Zuzana Tomas, assistant professor in the World Languages department, is talking about how her department uses a grant to recruit more graduate students to EMU.
The grant program, called WritEL, is focused on bringing in full-time K-12 teachers to EMU to pursue a graduate degree in TESOL. Through WritEL, 50% of tuition can be waived for teachers getting their Master’s, while 100% can get waived if the teachers decide to do research and work towards a PhD. According to Tomas, this grant has doubled enrollment in the TESOL program.
This is just one of several programs at EMU that get faculty more involved in student recruitment.
At the Faculty Affairs Board of Regents Meeting on Oct. 24, the focus was on how several current faculty programs were doing in regard to impacting student enrollment.

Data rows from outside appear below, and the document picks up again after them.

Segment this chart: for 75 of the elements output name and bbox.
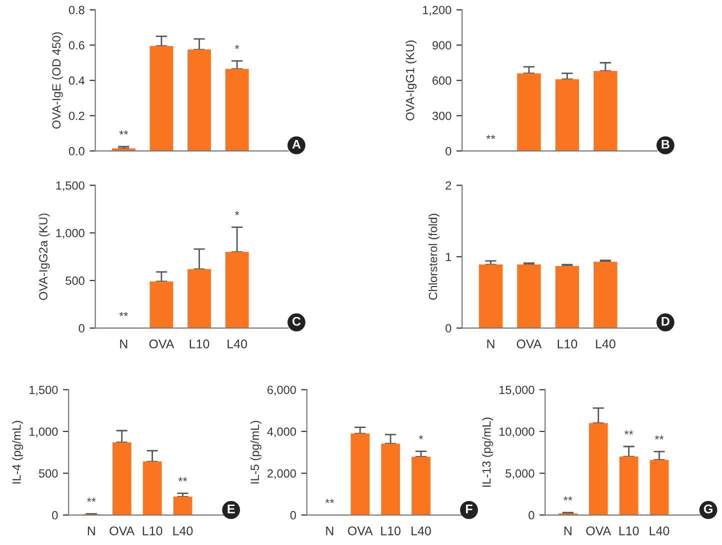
- x-tick-label: L10: [619, 526, 639, 536]
- y-tick-label: 0.0: [68, 147, 84, 156]
- text: C: [292, 316, 301, 326]
- annotation: *: [234, 44, 240, 49]
- annotation: **: [325, 498, 334, 504]
- y-axis-title: IL-5 (pg/mL): [250, 420, 262, 484]
- annotation: **: [119, 130, 128, 135]
- y-tick-label: 1,200: [423, 6, 452, 16]
- y-tick-label: 2,000: [267, 469, 296, 480]
- text: B: [662, 140, 670, 149]
- y-tick-label: 1: [446, 252, 452, 261]
- y-tick-label: 300: [432, 112, 452, 120]
- x-tick-label: OVA: [149, 340, 174, 348]
- y-axis-title: OVA-IgG2a (KU): [38, 214, 50, 300]
- y-tick-label: 1,500: [30, 386, 58, 396]
- x-tick-label: L10: [142, 526, 162, 536]
- y-tick-label: 900: [432, 41, 452, 50]
- y-tick-label: 0: [52, 511, 58, 520]
- y-tick-label: 1,000: [56, 228, 84, 239]
- x-tick-label: L10: [558, 340, 578, 348]
- y-tick-label: 10,000: [499, 427, 534, 438]
- y-axis-title: Chlorsterol (fold): [428, 214, 440, 300]
- x-tick-label: N: [564, 526, 572, 536]
- annotation: **: [119, 312, 128, 316]
- y-tick-label: 2: [446, 181, 452, 190]
- text: G: [704, 504, 712, 514]
- y-tick-label: 1,000: [30, 427, 58, 438]
- annotation: **: [178, 477, 188, 482]
- y-axis-title: IL-13 (pg/mL): [482, 418, 494, 487]
- y-tick-label: 0: [446, 147, 452, 156]
- y-tick-label: 4,000: [267, 427, 296, 438]
- y-tick-label: 0.4: [68, 76, 85, 85]
- x-tick-label: OVA: [348, 526, 373, 536]
- annotation: **: [624, 430, 634, 435]
- y-tick-label: 600: [432, 76, 452, 85]
- x-tick-label: L40: [412, 526, 431, 536]
- annotation: **: [486, 134, 496, 139]
- x-tick-label: N: [120, 340, 128, 348]
- x-tick-label: N: [487, 340, 494, 348]
- y-axis-title: OVA-IgG1 (KU): [406, 40, 417, 120]
- x-tick-label: OVA: [516, 340, 542, 348]
- x-tick-label: L40: [650, 526, 670, 536]
- y-tick-label: 0: [78, 324, 84, 332]
- x-tick-label: L40: [173, 526, 193, 536]
- y-tick-label: 1,500: [56, 181, 84, 192]
- y-tick-label: 500: [66, 276, 84, 285]
- x-tick-label: OVA: [586, 526, 612, 536]
- y-axis-title: OVA-IgE (OD 450): [52, 32, 63, 129]
- annotation: **: [87, 498, 96, 502]
- x-tick-label: L40: [228, 340, 247, 348]
- y-tick-label: 15,000: [499, 386, 534, 396]
- y-tick-label: 0.8: [68, 6, 84, 14]
- y-tick-label: 0.6: [68, 41, 84, 50]
- annotation: *: [418, 435, 424, 440]
- y-tick-label: 0: [290, 511, 296, 520]
- text: E: [228, 504, 235, 514]
- y-tick-label: 500: [38, 469, 58, 478]
- y-tick-label: 6,000: [267, 386, 296, 396]
- text: A: [292, 140, 301, 149]
- y-tick-label: 0.2: [68, 112, 84, 120]
- x-tick-label: N: [88, 526, 95, 536]
- x-tick-label: L10: [381, 526, 400, 536]
- x-tick-label: N: [326, 526, 334, 536]
- x-tick-label: OVA: [110, 526, 135, 536]
- text: F: [466, 504, 472, 514]
- annotation: **: [654, 435, 664, 440]
- annotation: **: [564, 496, 572, 501]
- annotation: *: [234, 211, 240, 216]
- y-axis-title: IL-4 (pg/mL): [12, 420, 24, 484]
- text: D: [662, 317, 670, 326]
- y-tick-label: 0: [446, 324, 452, 332]
- x-tick-label: L40: [596, 340, 616, 348]
- y-tick-label: 0: [528, 511, 534, 520]
- x-tick-label: L10: [190, 340, 210, 348]
- y-tick-label: 5,000: [506, 469, 534, 480]
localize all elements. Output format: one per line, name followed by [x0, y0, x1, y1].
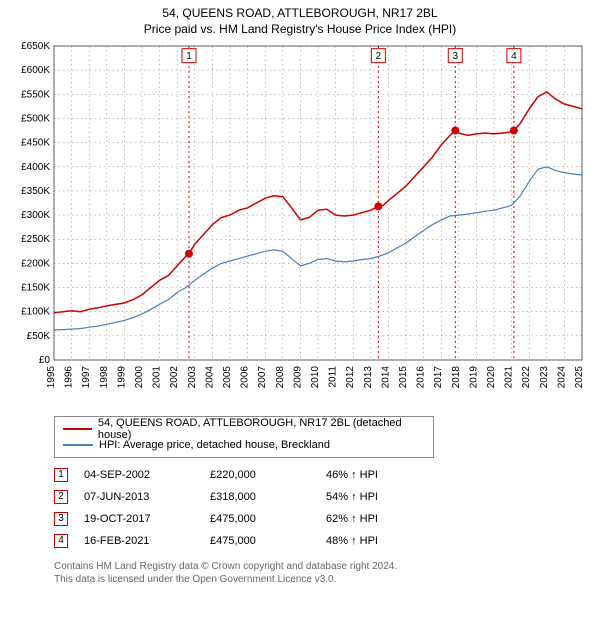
sale-price: £475,000 [210, 513, 310, 525]
svg-text:2008: 2008 [275, 365, 286, 388]
svg-text:2017: 2017 [433, 365, 444, 388]
svg-text:2018: 2018 [451, 365, 462, 388]
svg-text:£50K: £50K [27, 330, 51, 341]
svg-text:2006: 2006 [240, 365, 251, 388]
svg-text:2009: 2009 [292, 365, 303, 388]
svg-text:2004: 2004 [204, 365, 215, 388]
svg-text:2015: 2015 [398, 365, 409, 388]
sale-marker-icon: 1 [54, 468, 68, 482]
sales-row: 2 07-JUN-2013 £318,000 54% ↑ HPI [54, 486, 592, 508]
sale-pct: 46% ↑ HPI [326, 469, 446, 481]
chart-title: 54, QUEENS ROAD, ATTLEBOROUGH, NR17 2BL [8, 6, 592, 22]
sales-row: 4 16-FEB-2021 £475,000 48% ↑ HPI [54, 530, 592, 552]
svg-text:2016: 2016 [416, 365, 427, 388]
sale-date: 19-OCT-2017 [84, 513, 194, 525]
svg-text:2019: 2019 [468, 365, 479, 388]
sale-marker-icon: 2 [54, 490, 68, 504]
svg-text:2014: 2014 [380, 365, 391, 388]
svg-text:£500K: £500K [21, 113, 50, 124]
svg-text:1997: 1997 [81, 365, 92, 388]
chart-subtitle: Price paid vs. HM Land Registry's House … [8, 22, 592, 36]
sales-row: 1 04-SEP-2002 £220,000 46% ↑ HPI [54, 464, 592, 486]
svg-text:2013: 2013 [363, 365, 374, 388]
sale-price: £475,000 [210, 535, 310, 547]
svg-text:£600K: £600K [21, 65, 50, 76]
svg-text:£100K: £100K [21, 306, 50, 317]
sale-date: 04-SEP-2002 [84, 469, 194, 481]
svg-text:£150K: £150K [21, 282, 50, 293]
svg-text:£250K: £250K [21, 234, 50, 245]
svg-text:£550K: £550K [21, 89, 50, 100]
footer-attribution: Contains HM Land Registry data © Crown c… [54, 560, 592, 586]
svg-text:2002: 2002 [169, 365, 180, 388]
svg-text:2: 2 [376, 51, 382, 62]
legend-label-hpi: HPI: Average price, detached house, Brec… [99, 439, 330, 451]
sale-pct: 54% ↑ HPI [326, 491, 446, 503]
price-chart: £0 £50K £100K £150K £200K £250K £300K £350K £400… [8, 40, 592, 410]
svg-text:£650K: £650K [21, 41, 50, 52]
svg-text:2011: 2011 [328, 365, 339, 387]
svg-text:£400K: £400K [21, 161, 50, 172]
svg-text:2005: 2005 [222, 365, 233, 388]
svg-text:2025: 2025 [574, 365, 585, 388]
svg-text:£300K: £300K [21, 210, 50, 221]
svg-text:1999: 1999 [116, 365, 127, 388]
svg-text:£450K: £450K [21, 137, 50, 148]
footer-line1: Contains HM Land Registry data © Crown c… [54, 560, 592, 573]
svg-text:1998: 1998 [99, 365, 110, 388]
svg-text:2003: 2003 [187, 365, 198, 388]
svg-text:2000: 2000 [134, 365, 145, 388]
svg-text:2007: 2007 [257, 365, 268, 388]
sale-date: 16-FEB-2021 [84, 535, 194, 547]
sale-marker-icon: 4 [54, 534, 68, 548]
sale-pct: 48% ↑ HPI [326, 535, 446, 547]
svg-text:2001: 2001 [152, 365, 163, 388]
legend-swatch-property [63, 428, 92, 430]
svg-text:2020: 2020 [486, 365, 497, 388]
svg-text:1: 1 [186, 51, 192, 62]
svg-text:£0: £0 [39, 355, 51, 366]
sale-date: 07-JUN-2013 [84, 491, 194, 503]
svg-text:£200K: £200K [21, 258, 50, 269]
sales-table: 1 04-SEP-2002 £220,000 46% ↑ HPI 2 07-JU… [54, 464, 592, 552]
sale-pct: 62% ↑ HPI [326, 513, 446, 525]
svg-text:2010: 2010 [310, 365, 321, 388]
svg-text:2023: 2023 [539, 365, 550, 388]
svg-text:2012: 2012 [345, 365, 356, 388]
sale-price: £220,000 [210, 469, 310, 481]
svg-text:£350K: £350K [21, 186, 50, 197]
sale-price: £318,000 [210, 491, 310, 503]
svg-text:2024: 2024 [556, 365, 567, 388]
legend-swatch-hpi [63, 444, 93, 446]
svg-text:2022: 2022 [521, 365, 532, 388]
svg-text:3: 3 [452, 51, 458, 62]
sales-row: 3 19-OCT-2017 £475,000 62% ↑ HPI [54, 508, 592, 530]
legend-row-property: 54, QUEENS ROAD, ATTLEBOROUGH, NR17 2BL … [63, 421, 425, 437]
svg-text:1995: 1995 [46, 365, 57, 388]
footer-line2: This data is licensed under the Open Gov… [54, 573, 592, 586]
svg-text:4: 4 [511, 51, 517, 62]
legend-label-property: 54, QUEENS ROAD, ATTLEBOROUGH, NR17 2BL … [98, 417, 425, 441]
legend-box: 54, QUEENS ROAD, ATTLEBOROUGH, NR17 2BL … [54, 416, 434, 458]
svg-text:1996: 1996 [64, 365, 75, 388]
sale-marker-icon: 3 [54, 512, 68, 526]
svg-text:2021: 2021 [504, 365, 515, 388]
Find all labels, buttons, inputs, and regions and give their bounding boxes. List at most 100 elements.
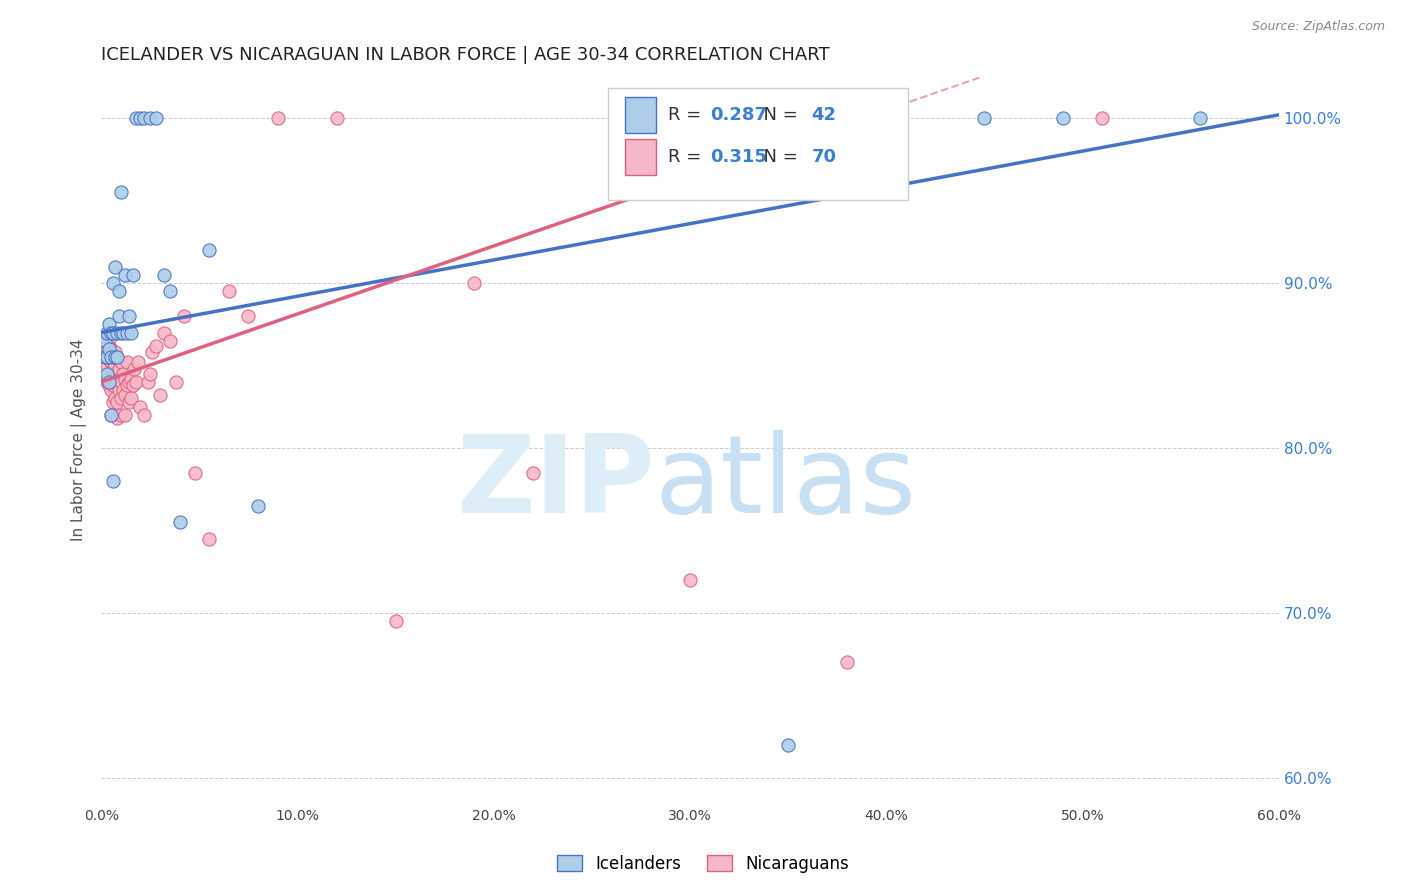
Point	[96, 359, 118, 373]
Point	[111, 383, 134, 397]
Point	[121, 268, 143, 282]
Point	[120, 372, 142, 386]
Point	[134, 408, 156, 422]
Point	[1091, 111, 1114, 125]
Bar	[626, 97, 655, 134]
Point	[100, 372, 122, 386]
Text: 0.287: 0.287	[710, 106, 768, 124]
Point	[107, 309, 129, 323]
Point	[153, 268, 176, 282]
Point	[117, 375, 139, 389]
Point	[117, 309, 139, 323]
Point	[153, 326, 176, 340]
Point	[679, 573, 702, 587]
Point	[124, 361, 146, 376]
Point	[98, 378, 121, 392]
Point	[107, 285, 129, 299]
Bar	[626, 138, 655, 175]
Point	[141, 345, 163, 359]
Point	[325, 111, 347, 125]
Point	[120, 392, 142, 406]
Point	[98, 342, 121, 356]
Point	[114, 372, 136, 386]
Point	[125, 111, 148, 125]
Point	[134, 111, 156, 125]
Point	[104, 375, 127, 389]
Text: ZIP: ZIP	[456, 430, 655, 536]
FancyBboxPatch shape	[607, 87, 908, 200]
Point	[110, 375, 132, 389]
Point	[100, 408, 122, 422]
Point	[100, 328, 122, 343]
Point	[110, 408, 132, 422]
Point	[101, 326, 124, 340]
Point	[96, 351, 118, 365]
Point	[129, 400, 152, 414]
Point	[105, 411, 128, 425]
Point	[104, 260, 127, 274]
Point	[184, 466, 207, 480]
Point	[96, 326, 118, 340]
Point	[111, 326, 134, 340]
Point	[115, 378, 138, 392]
Point	[247, 499, 270, 513]
Point	[198, 243, 221, 257]
Point	[121, 378, 143, 392]
Point	[101, 394, 124, 409]
Point	[114, 388, 136, 402]
Point	[114, 268, 136, 282]
Point	[169, 515, 191, 529]
Point	[115, 355, 138, 369]
Point	[159, 334, 181, 348]
Point	[94, 351, 117, 365]
Point	[115, 326, 138, 340]
Text: Source: ZipAtlas.com: Source: ZipAtlas.com	[1251, 20, 1385, 33]
Point	[120, 326, 142, 340]
Point	[463, 276, 485, 290]
Text: 42: 42	[811, 106, 837, 124]
Point	[94, 334, 117, 348]
Point	[105, 394, 128, 409]
Point	[136, 375, 159, 389]
Point	[145, 339, 167, 353]
Point	[107, 361, 129, 376]
Point	[104, 359, 127, 373]
Point	[114, 408, 136, 422]
Point	[835, 656, 858, 670]
Text: N =: N =	[752, 106, 804, 124]
Point	[94, 339, 117, 353]
Point	[125, 375, 148, 389]
Point	[110, 392, 132, 406]
Text: 0.315: 0.315	[710, 148, 766, 166]
Point	[98, 318, 121, 332]
Point	[100, 383, 122, 397]
Point	[96, 375, 118, 389]
Point	[111, 367, 134, 381]
Point	[165, 375, 187, 389]
Text: R =: R =	[668, 148, 707, 166]
Point	[96, 334, 118, 348]
Point	[129, 111, 152, 125]
Point	[96, 345, 118, 359]
Text: atlas: atlas	[655, 430, 917, 536]
Point	[198, 532, 221, 546]
Point	[104, 392, 127, 406]
Point	[107, 383, 129, 397]
Text: R =: R =	[668, 106, 707, 124]
Point	[101, 378, 124, 392]
Point	[104, 345, 127, 359]
Text: 70: 70	[811, 148, 837, 166]
Point	[173, 309, 195, 323]
Point	[105, 326, 128, 340]
Point	[139, 111, 162, 125]
Point	[110, 186, 132, 200]
Point	[100, 326, 122, 340]
Y-axis label: In Labor Force | Age 30-34: In Labor Force | Age 30-34	[72, 338, 87, 541]
Point	[159, 285, 181, 299]
Point	[100, 355, 122, 369]
Point	[98, 351, 121, 365]
Point	[98, 375, 121, 389]
Point	[149, 388, 172, 402]
Point	[127, 355, 149, 369]
Point	[145, 111, 167, 125]
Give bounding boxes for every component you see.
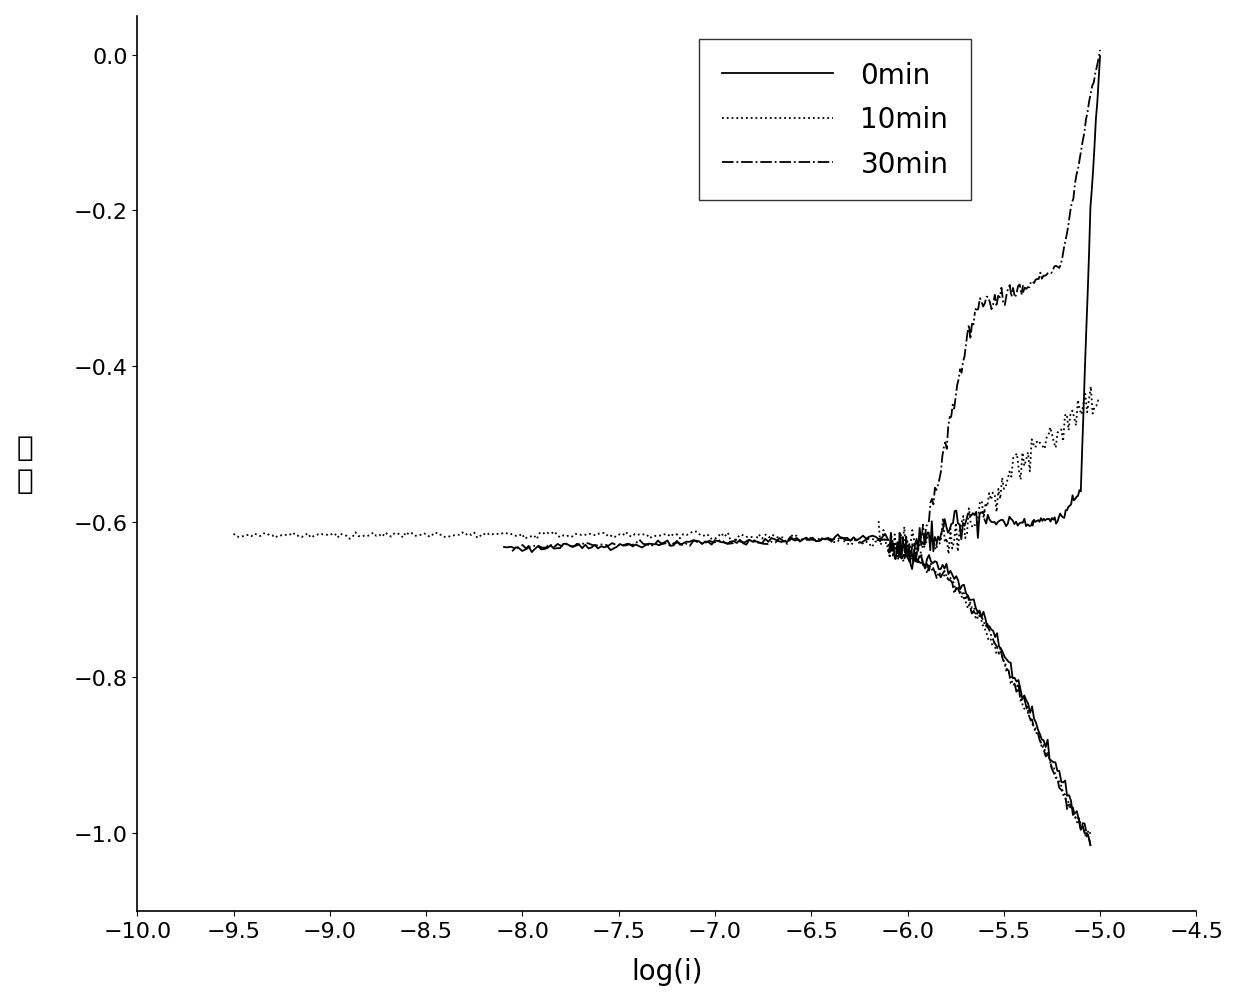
30min [496,541,511,553]
30min [869,535,884,547]
10min [402,529,417,541]
Line: 30min: 30min [503,537,888,549]
30min [698,537,713,549]
10min [598,527,613,539]
10min [670,528,684,540]
0min [878,528,893,540]
30min [835,531,849,543]
Line: 0min: 0min [513,534,888,552]
Y-axis label: 电
位: 电 位 [16,434,33,494]
0min [717,537,732,549]
30min [589,540,604,552]
0min [506,545,521,557]
30min [729,534,744,546]
10min [372,529,387,541]
10min [529,533,544,545]
30min [880,534,895,546]
0min [872,534,887,546]
X-axis label: log(i): log(i) [631,957,703,985]
30min [858,535,873,547]
Line: 10min: 10min [233,532,677,539]
0min [525,546,539,558]
10min [226,528,241,540]
0min [768,534,782,546]
0min [805,532,820,544]
0min [610,541,625,553]
10min [476,528,491,540]
30min [520,543,534,555]
Legend: 0min, 10min, 30min: 0min, 10min, 30min [699,39,971,201]
10min [536,528,551,540]
10min [547,526,562,538]
0min [880,534,895,546]
10min [458,529,472,541]
0min [588,539,603,551]
30min [574,539,589,551]
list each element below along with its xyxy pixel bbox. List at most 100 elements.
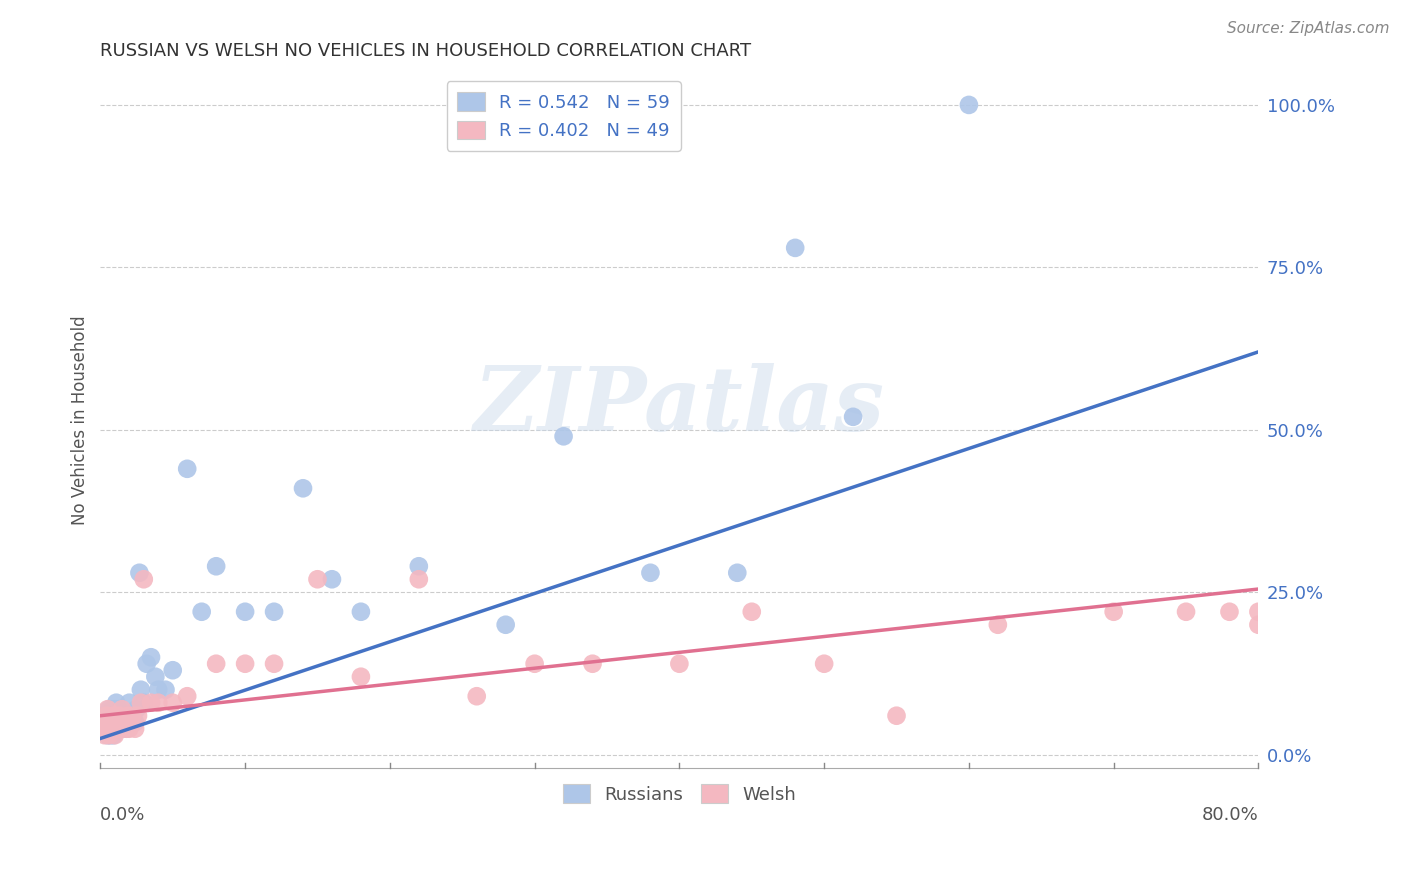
Text: 0.0%: 0.0% [100, 806, 146, 824]
Point [110, 715, 132, 730]
Point [117, 708, 139, 723]
Point [1218, 605, 1240, 619]
Point [1175, 605, 1198, 619]
Text: Source: ZipAtlas.com: Source: ZipAtlas.com [1226, 21, 1389, 36]
Point [132, 572, 155, 586]
Point [111, 708, 134, 723]
Point [104, 728, 127, 742]
Point [741, 605, 763, 619]
Point [97, 722, 120, 736]
Point [350, 670, 373, 684]
Point [668, 657, 690, 671]
Point [105, 722, 128, 736]
Point [957, 98, 980, 112]
Point [162, 663, 184, 677]
Point [1247, 617, 1270, 632]
Point [1102, 605, 1125, 619]
Point [90, 722, 112, 736]
Point [90, 715, 112, 730]
Point [93, 728, 115, 742]
Point [114, 715, 136, 730]
Point [98, 728, 121, 742]
Point [581, 657, 603, 671]
Point [813, 657, 835, 671]
Point [176, 462, 198, 476]
Point [121, 708, 143, 723]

Through the success of these programs, it is clear that faculty intervention is needed to bring more students to EMU.
“I was on the board at Albion College for 12 years and even though we were a lot smaller than Eastern, the fact is that there were too many of the faculty that felt that admissions was an 'admissions job' and not theirs,” says Regent Rich Baird.
Through the programs presented at the meeting, faculty who are involved and invested prove to be a powerful tool in bringing more students to EMU. This is especially true with recruiting high school students.
Michael McVey, a professor in Teacher Education, organizes an open house for high school students interested in teaching.
Faculty from the Education department donated their time for the day and hosted a series of mini lessons so that the students could get a taste of what they would be learning at EMU and a glimpse into what the life of a teacher would look like. Some of these lessons included topics like “Designing a Dream School” and “Learning Social Studies Outside of the Textbook.”
This event brought in about 30-40 high schoolers, with almost 100% committing to attend EMU. McVey concludes that even “just bringing students to campus makes a huge difference.”
While it is clear that engaging faculty in bringing in new students can make a positive impact on enrollment numbers, these types of programs need to be further supported by the university to encourage more faculty to participate.
By incentivizing faculty or offering more recognition to them, it is possible that more programs like these will develop.
For Harriet Lindsay of the Department of Chemistry, her program was greatly assisted by administrators who could help her overcome barriers that came with developing the program. In order to bring more students to campus, Lindsay organized a summer science program meant to show high schoolers what college-level research in science looks like by pairing them to work one-on-one with EMU faculty.
Figuring out ways to effectively organize and carry out programs to increase student enrollment will remain a topic that the Regents, as well as faculty, will be thinking about.
According to Regent Dennis Beagen, “This is a conversation we needed to have a long time ago."